La noix de coco est le fruit d’un palmier, le cocotier, au long tronc élancé qui pousse le long des côtes des pays tropicaux. Il porte des fruits groupés en régimes, les noix de coco. Chacune est enfermée dans une enveloppe très dure et fibreuse, la bourre. Volumineuse, elle est retirée lors de la récolte. A l'intérieur se trouve la noix de coco telle qu’elle est commercialisée, oblongue, et pesant de 1,5 à 2 kg. Elle possède une écorce brune, très dure, qui porte trois yeux au sommet. L’intérieur de cette écorce est tapissée d’une couche de pulpe blanche, ou « coprah », et plus ou moins croquante. Au centre se trouve une cavité qui contient un liquide légèrement sucré : l’eau de coco que l’on ne doit pas confondre avec le lait de coco.

Les noix de coco sont commercialisées entières le plus souvent dans des épiceries asiatiques, africaines ou antillaises. En choisir une bien lourde, sans fêlures ni traces de moisissure. Sa maturité se vérifie en la secouant : plus on entend l’écho de son eau, plus elle est jeune et fraîche.
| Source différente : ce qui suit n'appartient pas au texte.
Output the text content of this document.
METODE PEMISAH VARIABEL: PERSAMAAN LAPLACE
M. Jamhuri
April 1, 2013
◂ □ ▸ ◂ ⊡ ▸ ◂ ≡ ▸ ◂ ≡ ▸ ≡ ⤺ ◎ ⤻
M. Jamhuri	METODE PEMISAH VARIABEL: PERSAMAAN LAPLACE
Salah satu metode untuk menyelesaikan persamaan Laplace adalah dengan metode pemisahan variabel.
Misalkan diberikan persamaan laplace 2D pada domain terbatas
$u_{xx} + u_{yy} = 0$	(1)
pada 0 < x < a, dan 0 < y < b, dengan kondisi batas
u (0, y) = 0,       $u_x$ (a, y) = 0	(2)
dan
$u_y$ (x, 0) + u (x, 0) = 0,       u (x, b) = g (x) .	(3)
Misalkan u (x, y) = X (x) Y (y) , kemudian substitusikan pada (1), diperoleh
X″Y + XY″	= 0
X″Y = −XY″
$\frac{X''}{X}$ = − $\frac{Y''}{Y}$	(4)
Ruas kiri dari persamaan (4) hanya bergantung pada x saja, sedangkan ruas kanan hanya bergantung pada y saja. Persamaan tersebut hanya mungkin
Mais la noix de coco est aussi commercialisée sous forme de pulpe séchée et râpée conditionnée en sachets, d'eau de coco conditionnée en briques ou en packs, de lait de coco, sucrée ou non, qui est un mélange de pulpe mixée et d’eau, vendu en packs ou en briques. On trouve aussi de la crème de coco (mélange de pulpe mixée et de lait ou d’eau), de l'huile ou du beurre de coco en pots et du sucre de fleur de coco issu de la sève des fleurs du cocotier en sachets. Ces produits s'achètent généralement en magasins bios.

Une noix de coco se prépare en perçant deux de ses yeux afin que l’eau puisse s’en écouler. Elle est ensuite mise au four à 200 °C pendant 15 à 20 minutes. Lorsqu’elle a un peu refroidi, la coque s’ouvre alors facilement avec un marteau, et la pulpe peut se dégager à l’aide d’un couteau. Il est bon de la plonger au fur et à mesure dans de l’eau glacée afin de stopper sa cuisson. Mais l'usage d'une simple machette ou d'un marteau fera l'affaire pour les initiés.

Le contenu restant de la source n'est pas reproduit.